И над всем этим висело то, что я почувствовал сразу, кожей, ещё из окна автобуса. Напряжение. Тугое, как перетянутая струна. Ощущение, что весь этот город — заряженное ружьё, приставленное к виску мира. Что здесь, на этой невидимой черте между двумя половинами, сошлись лоб в лоб две армии, две системы, две вооружённые до зубов империи — и стоят, глядя друг на друга через прицел, палец на спусковом крючке. Всё готово к новой войне. Всё. Дивизии по обе стороны, самолёты на аэродромах, снаряды в стволах. Не хватает только спички. Одной искры, одного дурака, одного неверного движения — и полыхнёт так, что сорок пятый покажется репетицией.
Советский аэродром встретил нас другой атмосферой — военной, строгой, чужой. На поле, поблёскивая на весеннем солнце, стоял самолёт с красными звёздами на крыльях — «Ли-2», надёжная рабочая лошадка, наш советский родич американского «Дугласа». Возле трапа ждала встречающая сторона.

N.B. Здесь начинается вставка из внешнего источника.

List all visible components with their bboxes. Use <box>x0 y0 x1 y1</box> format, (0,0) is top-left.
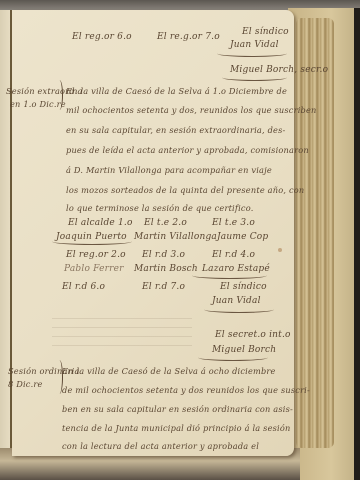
entry2-line-2: de mil ochocientos setenta y dos reunido… <box>62 385 310 395</box>
frame-shadow <box>354 8 360 480</box>
sig-title-regidor-3: El r.d 3.o <box>142 250 185 260</box>
margin-note-2b: 8 Dic.re <box>8 379 43 389</box>
sig-title-alcalde: El alcalde 1.o <box>68 218 133 228</box>
entry1-line-7: lo que terminose la sesión de que certif… <box>66 203 254 213</box>
margin-note-1b: en 1.o Dic.re <box>10 99 66 109</box>
entry1-line-4: pues de leída el acta anterior y aprobad… <box>66 145 309 155</box>
entry2-line-3: ben en su sala capitular en sesión ordin… <box>62 404 293 414</box>
sig-name-regidor-3: Martin Bosch <box>134 264 198 274</box>
facing-page-edge <box>0 10 12 480</box>
entry1-line-1: En la villa de Caesó de la Selva á 1.o D… <box>66 86 287 96</box>
sig-title-teniente-3: El t.e 3.o <box>212 218 255 228</box>
entry1-line-6: los mozos sorteados de la quinta del pre… <box>66 185 304 195</box>
entry1-line-3: en su sala capitular, en sesión extraord… <box>66 125 285 135</box>
header-sindico-title: El síndico <box>242 27 289 37</box>
sig-title-regidor-6: El r.d 6.o <box>62 282 105 292</box>
sig-title-teniente-2: El t.e 2.o <box>144 218 187 228</box>
signature-flourish <box>52 238 132 245</box>
sig-title-regidor-7: El r.d 7.o <box>142 282 185 292</box>
sig-name-teniente-3: Jaume Cop <box>217 232 268 242</box>
signature-flourish <box>192 272 267 279</box>
sig-title-regidor-4: El r.d 4.o <box>212 250 255 260</box>
sig-title-regidor-2: El reg.or 2.o <box>66 250 126 260</box>
entry2-line-4: tencia de la Junta municipal dió princip… <box>62 423 290 433</box>
ink-bleed-through <box>52 310 192 350</box>
sig-name-regidor-2: Pablo Ferrer <box>64 264 124 274</box>
header-sindico-name: Juan Vidal <box>230 40 279 50</box>
entry2-line-1: En la villa de Caesó de la Selva á ocho … <box>62 366 276 376</box>
entry1-line-2: mil ochocientos setenta y dos, reunidos … <box>66 105 316 115</box>
sig-title-sindico: El síndico <box>220 282 267 292</box>
signature-flourish <box>198 354 268 361</box>
entry1-line-5: á D. Martin Vilallonga para acompañar en… <box>66 165 272 175</box>
paper-stain <box>278 248 282 252</box>
manuscript-page: El reg.or 6.o El re.g.or 7.o El síndico … <box>12 10 294 456</box>
header-regidor-7: El re.g.or 7.o <box>157 32 220 42</box>
page-stack-edges <box>296 18 334 448</box>
header-regidor-6: El reg.or 6.o <box>72 32 132 42</box>
sig-name-sindico: Juan Vidal <box>212 296 261 306</box>
signature-flourish <box>217 50 287 57</box>
sig-title-secretary: El secret.o int.o <box>215 330 291 340</box>
signature-flourish <box>204 306 274 313</box>
entry2-line-5: con la lectura del acta anterior y aprob… <box>62 441 259 451</box>
sig-name-teniente-2: Martin Vilallonga <box>134 232 217 242</box>
signature-flourish <box>222 74 287 81</box>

От Москвы навстречу делегации прислали дипломата — молодого, лощёного, с безупречным пробором и таким же безупречным английским. Олег Трояновский, представитель Министерства иностранных дел. Лет тридцати пяти, как сказал Тэлбот, сын старого большевика-дипломата, выросший за границей, — оттого и язык, и манеры, и та непринуждённая светскость, что так редка была у советских чиновников. Умён, обаятелен, гладок. Из тех, кому доверяют говорить с иностранцами, потому что они не ляпнут лишнего и произведут нужное впечатление. Далеко пойдёт, подумал я, глядя на него.
— Господа, добро пожаловать, — он пожал руки Тэлботу, журналистам, широко и приветливо улыбаясь. — Рад приветствовать вас на пути в Москву. Прошу на борт, обед подадут в полёте.

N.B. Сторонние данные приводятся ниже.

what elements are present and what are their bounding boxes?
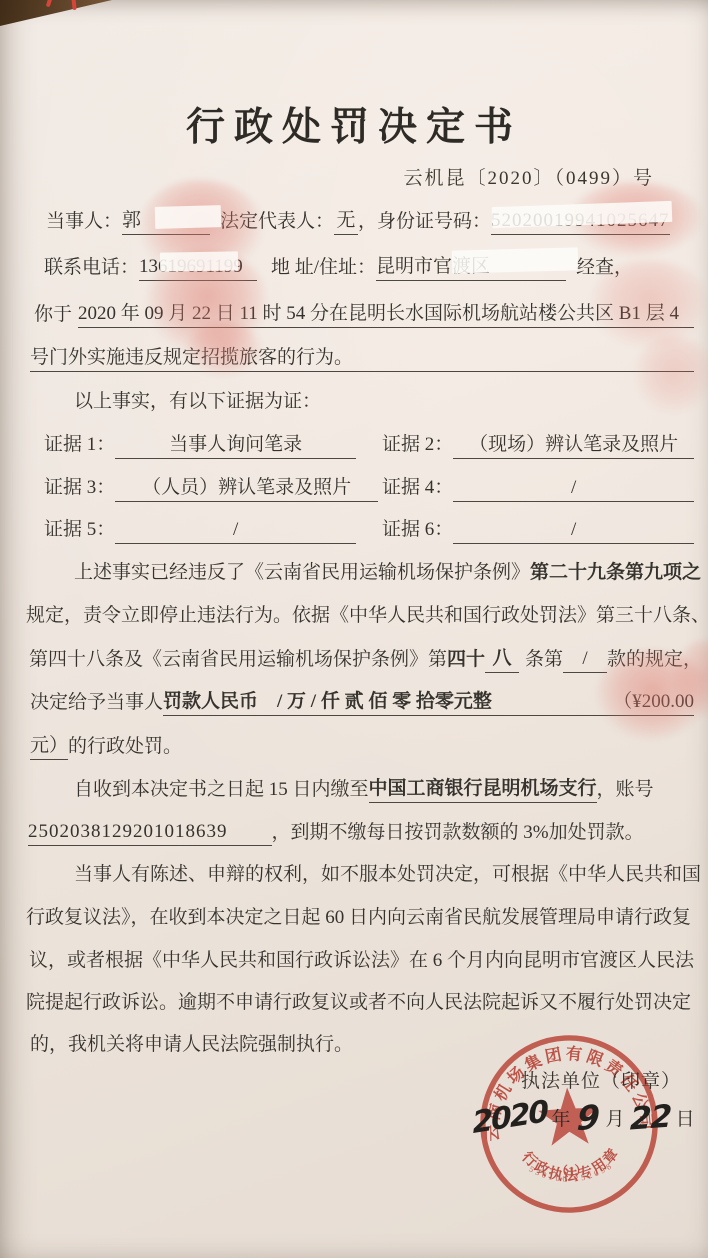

Мы поднялись в тесноватый, но опрятный салон «Ли-2», расселись, и самолёт, порычав моторами, оторвался от берлинского поля и лёг курсом на восток. На Москву.
В полёте зубры оживились. Оказалось, добрая половина из них худо-бедно, а кто и очень прилично, говорила по-русски — Солсбери работал в Москве в войну, старик Мэлони нахватался ещё бог знает когда, дама из «Монитора» готовилась к поездке основательно. И они с азартом набросились на Трояновского — расспрашивали, спорили, прощупывали. Что теперь в Кремле? Правда ли, что курс меняется? Будет ли дальше амнистия или прикроют лавочку? Как теперь с Берлином, с Кореей? Трояновский отвечал ловко, гладко, ничего не говоря по существу, — дипломат до мозга костей, он умел проговорить десять минут и не сказать ничего, что можно было бы записать и использовать. Разговор шёл то по-русски, то по-английски, живой, азартный.
А я помалкивал.
Сидел у окна, смотрел на проплывающую внизу Европу, слушал русскую речь — родную, от которой у меня где-то под рёбрами тихо ныло, — и приглядывался. К Трояновскому. К зубрам. К тому, как они говорят, что спрашивают, чего боятся, на что надеются. Пытался понять атмосферу, поймать её на вкус. Потому что я летел не туда, куда они. Они летели в чужую, враждебную, загадочную страну. А я летел домой.